Comments/ suggestions welcome. Set in manual mode, varying, shutter and app settings......Note to self....trust histogram next time  .


----------



## Koru (Sep 25, 2006)

in the first image, is the colour different, or is the furniture 'green'? i like the quirky aspect of this image. it reminds me of a 'back in the day' christmas card (to coin one of my teen's phrases).

the second image i love too. i see how in some places the sides of the glass do not show. i wonder, just out of curiosity, if it is possible to make it completely disappear?

would you like to come and take some photos of the lights around my house? i have to make some kind of tripod for me to get the 'wobble' out. actually, would you like to come and decorate our house please? 

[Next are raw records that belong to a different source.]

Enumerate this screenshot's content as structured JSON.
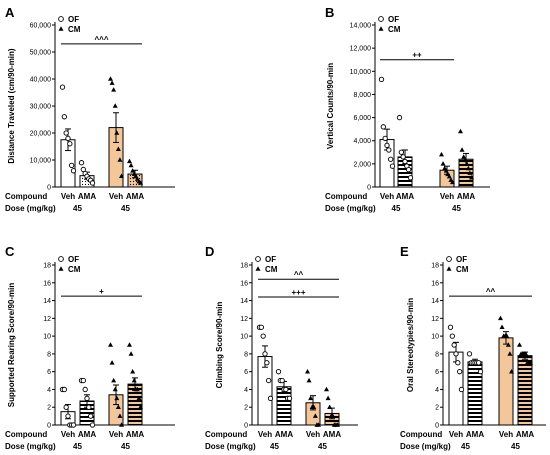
{
  "colors": {
    "veh": "#ffffff",
    "ama_cm": "#f4c79b",
    "ama_stripe": "#000000",
    "axis": "#000000"
  },
  "legend": [
    "OF",
    "CM"
  ],
  "bottom": {
    "compound": "Compound",
    "dose": "Dose (mg/kg)",
    "veh": "Veh",
    "ama": "AMA",
    "dose_value": "45"
  },
  "chart_data": [
    {
      "id": "A",
      "type": "bar",
      "label": "A",
      "ylabel": "Distance Traveled (cm/90-min)",
      "ylim": [
        0,
        60000
      ],
      "yticks": [
        0,
        10000,
        20000,
        30000,
        40000,
        50000,
        60000
      ],
      "yticklabels": [
        "0",
        "10,000",
        "20,000",
        "30,000",
        "40,000",
        "50,000",
        "60,000"
      ],
      "ama_style": "dots",
      "bars": [
        {
          "group": "OF",
          "compound": "Veh",
          "mean": 17500,
          "sem": 4000,
          "points": [
            37000,
            26000,
            20000,
            18000,
            16000,
            8000,
            6000
          ]
        },
        {
          "group": "OF",
          "compound": "AMA",
          "mean": 4200,
          "sem": 1300,
          "points": [
            9000,
            6500,
            5000,
            4000,
            3000,
            2500,
            1500
          ]
        },
        {
          "group": "CM",
          "compound": "Veh",
          "mean": 22000,
          "sem": 5500,
          "points": [
            40000,
            38500,
            36000,
            30000,
            20000,
            14000,
            10000,
            4000
          ]
        },
        {
          "group": "CM",
          "compound": "AMA",
          "mean": 4800,
          "sem": 1400,
          "points": [
            9500,
            8000,
            6000,
            4800,
            4000,
            3000,
            2000,
            1500
          ]
        }
      ],
      "sig": [
        {
          "text": "^^^",
          "from": 0,
          "to": 3,
          "y": 53000
        }
      ]
    },
    {
      "id": "B",
      "type": "bar",
      "label": "B",
      "ylabel": "Vertical Counts/90-min",
      "ylim": [
        0,
        14000
      ],
      "yticks": [
        0,
        2000,
        4000,
        6000,
        8000,
        10000,
        12000,
        14000
      ],
      "yticklabels": [
        "0",
        "2,000",
        "4,000",
        "6,000",
        "8,000",
        "10,000",
        "12,000",
        "14,000"
      ],
      "ama_style": "stripes",
      "bars": [
        {
          "group": "OF",
          "compound": "Veh",
          "mean": 4100,
          "sem": 900,
          "points": [
            9300,
            5200,
            4200,
            3600,
            3200,
            2400,
            1800
          ]
        },
        {
          "group": "OF",
          "compound": "AMA",
          "mean": 2600,
          "sem": 600,
          "points": [
            6000,
            3000,
            2600,
            2200,
            1800,
            1500,
            800
          ]
        },
        {
          "group": "CM",
          "compound": "Veh",
          "mean": 1450,
          "sem": 350,
          "points": [
            2800,
            2000,
            1600,
            1400,
            1100,
            900,
            600,
            400
          ]
        },
        {
          "group": "CM",
          "compound": "AMA",
          "mean": 2400,
          "sem": 500,
          "points": [
            4800,
            3200,
            2600,
            2300,
            2000,
            1600,
            1200,
            800
          ]
        }
      ],
      "sig": [
        {
          "text": "++",
          "from": 0,
          "to": 2,
          "y": 11000
        }
      ]
    },
    {
      "id": "C",
      "type": "bar",
      "label": "C",
      "ylabel": "Supported Rearing Score/90-min",
      "ylim": [
        0,
        18
      ],
      "yticks": [
        0,
        2,
        4,
        6,
        8,
        10,
        12,
        14,
        16,
        18
      ],
      "yticklabels": [
        "0",
        "2",
        "4",
        "6",
        "8",
        "10",
        "12",
        "14",
        "16",
        "18"
      ],
      "ama_style": "stripes",
      "bars": [
        {
          "group": "OF",
          "compound": "Veh",
          "mean": 1.5,
          "sem": 0.8,
          "points": [
            4,
            4,
            2,
            1,
            0,
            0,
            0
          ]
        },
        {
          "group": "OF",
          "compound": "AMA",
          "mean": 2.7,
          "sem": 0.7,
          "points": [
            5,
            5,
            4,
            3,
            2,
            1,
            0
          ]
        },
        {
          "group": "CM",
          "compound": "Veh",
          "mean": 3.4,
          "sem": 1.1,
          "points": [
            9,
            7,
            5,
            4,
            3,
            2,
            1,
            0
          ]
        },
        {
          "group": "CM",
          "compound": "AMA",
          "mean": 4.6,
          "sem": 0.7,
          "points": [
            9,
            8,
            6,
            5,
            4,
            4,
            3,
            2
          ]
        }
      ],
      "sig": [
        {
          "text": "+",
          "from": 0,
          "to": 3,
          "y": 14.5
        }
      ]
    },
    {
      "id": "D",
      "type": "bar",
      "label": "D",
      "ylabel": "Climbing Score/90-min",
      "ylim": [
        0,
        18
      ],
      "yticks": [
        0,
        2,
        4,
        6,
        8,
        10,
        12,
        14,
        16,
        18
      ],
      "yticklabels": [
        "0",
        "2",
        "4",
        "6",
        "8",
        "10",
        "12",
        "14",
        "16",
        "18"
      ],
      "ama_style": "stripes",
      "bars": [
        {
          "group": "OF",
          "compound": "Veh",
          "mean": 7.7,
          "sem": 1.2,
          "points": [
            11,
            11,
            10,
            8,
            7,
            5,
            3
          ]
        },
        {
          "group": "OF",
          "compound": "AMA",
          "mean": 4.3,
          "sem": 0.6,
          "points": [
            6,
            5,
            5,
            4,
            4,
            3,
            3
          ]
        },
        {
          "group": "CM",
          "compound": "Veh",
          "mean": 2.5,
          "sem": 0.8,
          "points": [
            6,
            5,
            3,
            2,
            2,
            1,
            0,
            0
          ]
        },
        {
          "group": "CM",
          "compound": "AMA",
          "mean": 1.3,
          "sem": 0.6,
          "points": [
            4,
            3,
            2,
            1,
            1,
            0,
            0,
            0
          ]
        }
      ],
      "sig": [
        {
          "text": "^^",
          "from": 0,
          "to": 3,
          "y": 16.4
        },
        {
          "text": "+++",
          "from": 0,
          "to": 3,
          "y": 14.4
        }
      ]
    },
    {
      "id": "E",
      "type": "bar",
      "label": "E",
      "ylabel": "Oral Stereotypies/90-min",
      "ylim": [
        0,
        18
      ],
      "yticks": [
        0,
        2,
        4,
        6,
        8,
        10,
        12,
        14,
        16,
        18
      ],
      "yticklabels": [
        "0",
        "2",
        "4",
        "6",
        "8",
        "10",
        "12",
        "14",
        "16",
        "18"
      ],
      "ama_style": "stripes",
      "bars": [
        {
          "group": "OF",
          "compound": "Veh",
          "mean": 8.2,
          "sem": 1.1,
          "points": [
            11,
            10,
            9,
            8,
            7,
            6,
            4
          ]
        },
        {
          "group": "OF",
          "compound": "AMA",
          "mean": 7.1,
          "sem": 0.3,
          "points": [
            8,
            7,
            7,
            7,
            7,
            7,
            6
          ]
        },
        {
          "group": "CM",
          "compound": "Veh",
          "mean": 9.8,
          "sem": 0.7,
          "points": [
            12,
            11,
            10,
            10,
            10,
            9,
            8,
            6
          ]
        },
        {
          "group": "CM",
          "compound": "AMA",
          "mean": 7.8,
          "sem": 0.4,
          "points": [
            9,
            8,
            8,
            8,
            8,
            7,
            7,
            7
          ]
        }
      ],
      "sig": [
        {
          "text": "^^",
          "from": 0,
          "to": 3,
          "y": 14.5
        }
      ]
    }
  ]
}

thanks for sharing these! they're wonderful photos!

rosesm


----------



## Brent (May 26, 2004)

*Multiple Exposures At Dark.....*





Just to play around some more, try setting your camera up on a tripod at twilight, and make an exposure for the sky. Wait until the sky goes dark and make another exposure for the lights on the same frame. Then do a time exposure for the shadows. You don't get the chance to bracket, so you have to estimate your exposures pretty close the first time (I didn't), or wait a day and try again.

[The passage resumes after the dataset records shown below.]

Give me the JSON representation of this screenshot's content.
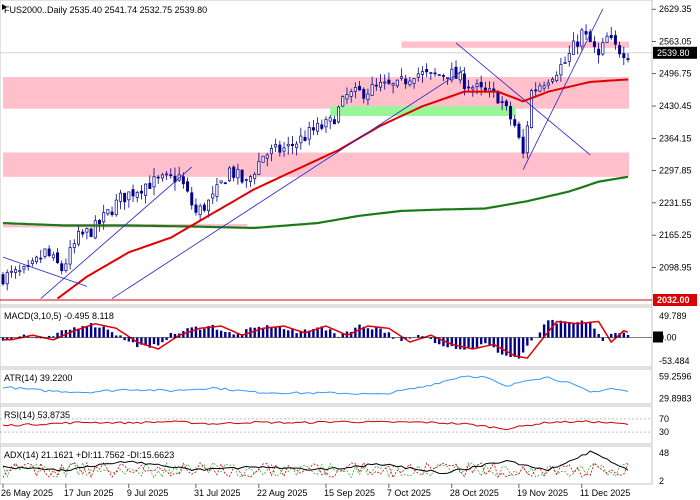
{
  "header": {
    "label": "FUS2000..Daily  2535.40 2541.74 2532.75 2539.80"
  },
  "colors": {
    "up": "#00008b",
    "down": "#00008b",
    "ma_fast": "#e00000",
    "ma_slow": "#1a7a1a",
    "zone_pink": "#ffc0cb",
    "zone_green": "#98f598",
    "trend": "#2222cc",
    "macd_hist": "#00008b",
    "macd_signal": "#e00000",
    "atr": "#3399ff",
    "rsi": "#cc0000",
    "adx": "#000000",
    "di_plus": "#3aa83a",
    "di_minus": "#cc0000",
    "last_box": "#000000",
    "support_box": "#dd0000"
  },
  "chart_data": [
    {
      "type": "candlestick",
      "title": "FUS2000..Daily",
      "ohlc_last": {
        "open": 2535.4,
        "high": 2541.74,
        "low": 2532.75,
        "close": 2539.8
      },
      "ylim": [
        2032.0,
        2640.0
      ],
      "y_ticks": [
        "2629.35",
        "2563.05",
        "2496.75",
        "2430.45",
        "2364.15",
        "2297.85",
        "2231.55",
        "2165.25",
        "2098.95"
      ],
      "last_price_label": "2539.80",
      "support_label": "2032.00",
      "x_labels": [
        "26 May 2025",
        "17 Jun 2025",
        "9 Jul 2025",
        "31 Jul 2025",
        "22 Aug 2025",
        "15 Sep 2025",
        "7 Oct 2025",
        "28 Oct 2025",
        "19 Nov 2025",
        "11 Dec 2025"
      ],
      "n_bars": 150,
      "anchors": [
        [
          0,
          2080
        ],
        [
          6,
          2090
        ],
        [
          10,
          2130
        ],
        [
          14,
          2095
        ],
        [
          18,
          2160
        ],
        [
          22,
          2180
        ],
        [
          28,
          2240
        ],
        [
          34,
          2270
        ],
        [
          42,
          2285
        ],
        [
          46,
          2210
        ],
        [
          50,
          2240
        ],
        [
          54,
          2300
        ],
        [
          58,
          2270
        ],
        [
          62,
          2330
        ],
        [
          68,
          2345
        ],
        [
          74,
          2380
        ],
        [
          78,
          2395
        ],
        [
          82,
          2450
        ],
        [
          86,
          2460
        ],
        [
          90,
          2470
        ],
        [
          94,
          2470
        ],
        [
          98,
          2500
        ],
        [
          102,
          2490
        ],
        [
          106,
          2500
        ],
        [
          110,
          2480
        ],
        [
          114,
          2460
        ],
        [
          118,
          2450
        ],
        [
          122,
          2390
        ],
        [
          124,
          2330
        ],
        [
          126,
          2460
        ],
        [
          130,
          2490
        ],
        [
          134,
          2520
        ],
        [
          138,
          2580
        ],
        [
          140,
          2560
        ],
        [
          142,
          2530
        ],
        [
          144,
          2570
        ],
        [
          146,
          2550
        ],
        [
          149,
          2540
        ]
      ],
      "zones": [
        {
          "y1": 2550,
          "y2": 2563,
          "x1": 95,
          "x2": 149,
          "color": "pink"
        },
        {
          "y1": 2425,
          "y2": 2490,
          "x1": 0,
          "x2": 149,
          "color": "pink"
        },
        {
          "y1": 2410,
          "y2": 2430,
          "x1": 78,
          "x2": 122,
          "color": "green"
        },
        {
          "y1": 2285,
          "y2": 2335,
          "x1": 0,
          "x2": 149,
          "color": "pink"
        },
        {
          "y1": 2181,
          "y2": 2188,
          "x1": 0,
          "x2": 58,
          "color": "pink"
        }
      ],
      "ma_fast_anchors": [
        [
          13,
          2035
        ],
        [
          20,
          2080
        ],
        [
          30,
          2130
        ],
        [
          40,
          2160
        ],
        [
          50,
          2210
        ],
        [
          60,
          2260
        ],
        [
          70,
          2300
        ],
        [
          80,
          2340
        ],
        [
          90,
          2390
        ],
        [
          100,
          2430
        ],
        [
          110,
          2460
        ],
        [
          118,
          2460
        ],
        [
          124,
          2440
        ],
        [
          130,
          2460
        ],
        [
          140,
          2480
        ],
        [
          149,
          2485
        ]
      ],
      "ma_slow_anchors": [
        [
          0,
          2190
        ],
        [
          15,
          2185
        ],
        [
          30,
          2185
        ],
        [
          45,
          2183
        ],
        [
          60,
          2180
        ],
        [
          75,
          2190
        ],
        [
          85,
          2205
        ],
        [
          95,
          2215
        ],
        [
          105,
          2218
        ],
        [
          115,
          2220
        ],
        [
          125,
          2235
        ],
        [
          135,
          2255
        ],
        [
          142,
          2275
        ],
        [
          149,
          2285
        ]
      ],
      "trendlines": [
        {
          "x1": 26,
          "y1": 2035,
          "x2": 110,
          "y2": 2505
        },
        {
          "x1": 0,
          "y1": 2120,
          "x2": 20,
          "y2": 2060
        },
        {
          "x1": 9,
          "y1": 2035,
          "x2": 45,
          "y2": 2305
        },
        {
          "x1": 108,
          "y1": 2560,
          "x2": 140,
          "y2": 2330
        },
        {
          "x1": 124,
          "y1": 2300,
          "x2": 143,
          "y2": 2630
        }
      ]
    },
    {
      "type": "bar",
      "title": "MACD(3,10,5) -0.495 8.118",
      "y_ticks": [
        "49.789",
        "0.00",
        "-53.484"
      ],
      "ylim": [
        -60,
        60
      ],
      "hist_anchors": [
        [
          0,
          -5
        ],
        [
          5,
          5
        ],
        [
          10,
          -5
        ],
        [
          15,
          15
        ],
        [
          20,
          30
        ],
        [
          25,
          20
        ],
        [
          30,
          -10
        ],
        [
          35,
          -25
        ],
        [
          40,
          5
        ],
        [
          45,
          20
        ],
        [
          50,
          25
        ],
        [
          55,
          5
        ],
        [
          60,
          20
        ],
        [
          65,
          25
        ],
        [
          70,
          10
        ],
        [
          75,
          25
        ],
        [
          80,
          5
        ],
        [
          85,
          25
        ],
        [
          90,
          20
        ],
        [
          95,
          -10
        ],
        [
          100,
          5
        ],
        [
          105,
          -15
        ],
        [
          110,
          -25
        ],
        [
          115,
          -15
        ],
        [
          120,
          -40
        ],
        [
          123,
          -45
        ],
        [
          126,
          -10
        ],
        [
          130,
          35
        ],
        [
          135,
          30
        ],
        [
          140,
          35
        ],
        [
          143,
          -10
        ],
        [
          146,
          15
        ],
        [
          149,
          5
        ]
      ]
    },
    {
      "type": "line",
      "title": "ATR(14) 39.2200",
      "y_ticks": [
        "59.2596",
        "29.8983"
      ],
      "ylim": [
        25,
        65
      ],
      "values_anchors": [
        [
          0,
          45
        ],
        [
          10,
          40
        ],
        [
          20,
          38
        ],
        [
          30,
          42
        ],
        [
          40,
          40
        ],
        [
          50,
          44
        ],
        [
          60,
          38
        ],
        [
          70,
          37
        ],
        [
          80,
          37
        ],
        [
          90,
          35
        ],
        [
          100,
          45
        ],
        [
          110,
          60
        ],
        [
          115,
          58
        ],
        [
          120,
          45
        ],
        [
          125,
          55
        ],
        [
          130,
          58
        ],
        [
          135,
          50
        ],
        [
          140,
          38
        ],
        [
          145,
          43
        ],
        [
          149,
          39
        ]
      ]
    },
    {
      "type": "line",
      "title": "RSI(14) 53.8735",
      "y_ticks": [
        "70",
        "30"
      ],
      "ylim": [
        0,
        100
      ],
      "values_anchors": [
        [
          0,
          50
        ],
        [
          10,
          55
        ],
        [
          20,
          60
        ],
        [
          30,
          58
        ],
        [
          40,
          62
        ],
        [
          50,
          55
        ],
        [
          60,
          60
        ],
        [
          70,
          58
        ],
        [
          80,
          62
        ],
        [
          90,
          60
        ],
        [
          100,
          60
        ],
        [
          110,
          55
        ],
        [
          120,
          40
        ],
        [
          125,
          50
        ],
        [
          130,
          60
        ],
        [
          140,
          62
        ],
        [
          149,
          54
        ]
      ]
    },
    {
      "type": "line",
      "title": "ADX(14) 21.1621 +DI:11.7562 -DI:15.6623",
      "y_ticks": [
        "48",
        "2"
      ],
      "ylim": [
        0,
        55
      ],
      "adx_anchors": [
        [
          0,
          25
        ],
        [
          15,
          20
        ],
        [
          30,
          35
        ],
        [
          45,
          20
        ],
        [
          60,
          25
        ],
        [
          75,
          20
        ],
        [
          90,
          30
        ],
        [
          105,
          15
        ],
        [
          120,
          35
        ],
        [
          130,
          20
        ],
        [
          140,
          50
        ],
        [
          149,
          21
        ]
      ]
    }
  ]
}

Of course, to this your camera has to have the capability to do multiple exposures on the same frame. My new little digital doesn't seem to. L


----------



## stargazer (May 24, 2004)

Karen, No... actually the furniture is white:smile: This was shot in manual mode and was using different settings of ISO/Apt, no flash, just room light only. I tried one with the flash set at 1/3. the furniture came out white....as did EVERYTHING:rotfl: 

The globe is self lighted, same settings as above, with a black back drop to try a capture the flakes falling......

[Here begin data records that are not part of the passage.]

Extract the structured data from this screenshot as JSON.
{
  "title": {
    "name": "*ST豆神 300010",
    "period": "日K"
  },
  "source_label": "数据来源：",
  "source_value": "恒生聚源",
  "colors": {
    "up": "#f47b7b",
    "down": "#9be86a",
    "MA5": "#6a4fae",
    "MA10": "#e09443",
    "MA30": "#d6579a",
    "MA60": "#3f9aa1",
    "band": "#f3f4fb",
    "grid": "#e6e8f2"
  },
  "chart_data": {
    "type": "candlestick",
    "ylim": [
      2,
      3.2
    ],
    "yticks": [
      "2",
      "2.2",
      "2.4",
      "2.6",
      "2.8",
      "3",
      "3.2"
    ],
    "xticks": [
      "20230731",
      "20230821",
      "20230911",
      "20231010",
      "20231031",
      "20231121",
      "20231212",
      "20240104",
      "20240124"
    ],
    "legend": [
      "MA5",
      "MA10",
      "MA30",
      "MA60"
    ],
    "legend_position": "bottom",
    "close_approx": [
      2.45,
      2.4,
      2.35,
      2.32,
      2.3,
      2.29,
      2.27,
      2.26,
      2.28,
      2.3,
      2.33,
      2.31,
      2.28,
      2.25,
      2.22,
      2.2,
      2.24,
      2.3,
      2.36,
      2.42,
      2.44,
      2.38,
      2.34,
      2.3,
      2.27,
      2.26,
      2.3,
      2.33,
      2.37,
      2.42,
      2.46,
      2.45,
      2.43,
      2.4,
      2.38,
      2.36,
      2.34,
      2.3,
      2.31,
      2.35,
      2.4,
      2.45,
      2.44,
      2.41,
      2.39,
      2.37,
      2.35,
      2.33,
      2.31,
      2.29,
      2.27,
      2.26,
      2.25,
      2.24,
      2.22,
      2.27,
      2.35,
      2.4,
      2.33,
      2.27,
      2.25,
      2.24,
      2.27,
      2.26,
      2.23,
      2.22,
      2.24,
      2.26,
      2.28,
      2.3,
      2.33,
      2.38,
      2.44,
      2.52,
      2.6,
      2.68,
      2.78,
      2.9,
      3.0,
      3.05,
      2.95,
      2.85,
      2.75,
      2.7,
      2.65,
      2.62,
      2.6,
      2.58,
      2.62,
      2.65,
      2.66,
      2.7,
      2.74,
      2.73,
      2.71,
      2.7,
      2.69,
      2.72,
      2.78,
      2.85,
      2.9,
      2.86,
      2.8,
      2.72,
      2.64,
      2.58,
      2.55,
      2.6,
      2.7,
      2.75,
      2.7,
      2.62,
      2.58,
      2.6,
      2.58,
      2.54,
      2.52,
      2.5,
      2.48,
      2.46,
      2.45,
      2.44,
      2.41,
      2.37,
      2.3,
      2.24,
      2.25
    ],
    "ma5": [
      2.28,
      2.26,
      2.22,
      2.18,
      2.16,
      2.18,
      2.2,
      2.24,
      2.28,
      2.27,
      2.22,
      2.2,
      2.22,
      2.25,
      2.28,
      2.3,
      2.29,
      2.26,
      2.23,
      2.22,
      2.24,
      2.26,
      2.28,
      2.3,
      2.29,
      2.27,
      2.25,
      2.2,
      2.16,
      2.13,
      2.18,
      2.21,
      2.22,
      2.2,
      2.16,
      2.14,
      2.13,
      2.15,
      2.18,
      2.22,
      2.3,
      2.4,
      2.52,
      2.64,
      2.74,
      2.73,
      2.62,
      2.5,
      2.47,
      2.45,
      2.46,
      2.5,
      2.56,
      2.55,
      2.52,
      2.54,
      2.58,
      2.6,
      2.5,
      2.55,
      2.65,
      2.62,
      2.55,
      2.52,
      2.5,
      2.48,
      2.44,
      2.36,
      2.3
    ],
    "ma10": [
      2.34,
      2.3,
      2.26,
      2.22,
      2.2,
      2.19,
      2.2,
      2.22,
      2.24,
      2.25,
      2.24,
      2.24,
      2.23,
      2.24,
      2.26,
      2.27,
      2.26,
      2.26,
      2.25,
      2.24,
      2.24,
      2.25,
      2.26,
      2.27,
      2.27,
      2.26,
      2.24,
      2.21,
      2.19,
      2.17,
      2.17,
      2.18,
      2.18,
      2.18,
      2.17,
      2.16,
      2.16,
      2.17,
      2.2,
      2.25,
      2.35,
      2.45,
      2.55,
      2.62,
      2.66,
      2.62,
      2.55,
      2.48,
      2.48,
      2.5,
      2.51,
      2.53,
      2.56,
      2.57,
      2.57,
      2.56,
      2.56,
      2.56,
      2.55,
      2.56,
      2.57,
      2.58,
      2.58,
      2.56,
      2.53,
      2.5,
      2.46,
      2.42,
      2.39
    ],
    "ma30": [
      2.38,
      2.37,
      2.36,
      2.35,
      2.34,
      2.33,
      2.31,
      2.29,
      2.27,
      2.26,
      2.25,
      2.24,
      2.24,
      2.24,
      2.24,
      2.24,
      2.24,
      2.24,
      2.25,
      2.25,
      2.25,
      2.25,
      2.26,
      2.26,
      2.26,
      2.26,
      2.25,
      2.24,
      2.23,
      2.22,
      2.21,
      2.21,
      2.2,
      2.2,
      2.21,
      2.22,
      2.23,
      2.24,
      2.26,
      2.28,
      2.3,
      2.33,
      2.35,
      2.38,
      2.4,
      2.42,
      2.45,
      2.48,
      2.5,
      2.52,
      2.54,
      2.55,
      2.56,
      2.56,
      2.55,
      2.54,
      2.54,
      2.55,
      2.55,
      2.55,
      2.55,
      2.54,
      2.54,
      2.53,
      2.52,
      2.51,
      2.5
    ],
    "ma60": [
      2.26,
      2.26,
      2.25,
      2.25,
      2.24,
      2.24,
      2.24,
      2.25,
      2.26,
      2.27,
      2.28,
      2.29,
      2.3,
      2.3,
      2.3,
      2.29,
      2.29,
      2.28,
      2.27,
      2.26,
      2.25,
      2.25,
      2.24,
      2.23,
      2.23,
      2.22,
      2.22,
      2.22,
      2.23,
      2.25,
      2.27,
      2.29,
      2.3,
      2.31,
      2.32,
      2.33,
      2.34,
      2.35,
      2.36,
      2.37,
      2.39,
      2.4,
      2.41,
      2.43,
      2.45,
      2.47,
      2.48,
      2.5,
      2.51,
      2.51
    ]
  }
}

As for the house...I didnt trust the histogram and darkened it a tad, Now I know I should have left it alone., lol. Between the house and barn/front entrance thats just over 4500 lights. Just call me Griswald:biggrin: 

Brent....I am not sure if my camera will let me expose one frame multiple times....Still learning the camera but, that sounds like it would be a cool experment to try though. I will look at the manual and see if it can be done.

Years ago I had a AE-1 and sold it and all my stuff as I kinda thought I would get out of the photo shooting hobby. Now with this digital camera thing, and seeing some of yalls work, I have found a renewed interest in photography again. Its nice to be able to see the product and not have to guess/ hope like in the film dazes. 

If yall have any suggestions as to what I could do to improve on these images...Im all ears.
Fred


----------



## my3peas (Jan 9, 2007)

I reeeeeally like #1  It has a vintage look to it, even though it wasn't intentional, it looks great!


----------



## stargazer (May 24, 2004)

Thanks.....and you are 100% correct...all done by not knowing what the heck Im doing:biggrin:


my3peas said:


> I reeeeeally like #1  It has a vintage look to it, even though it wasn't intentional, it looks great!


----------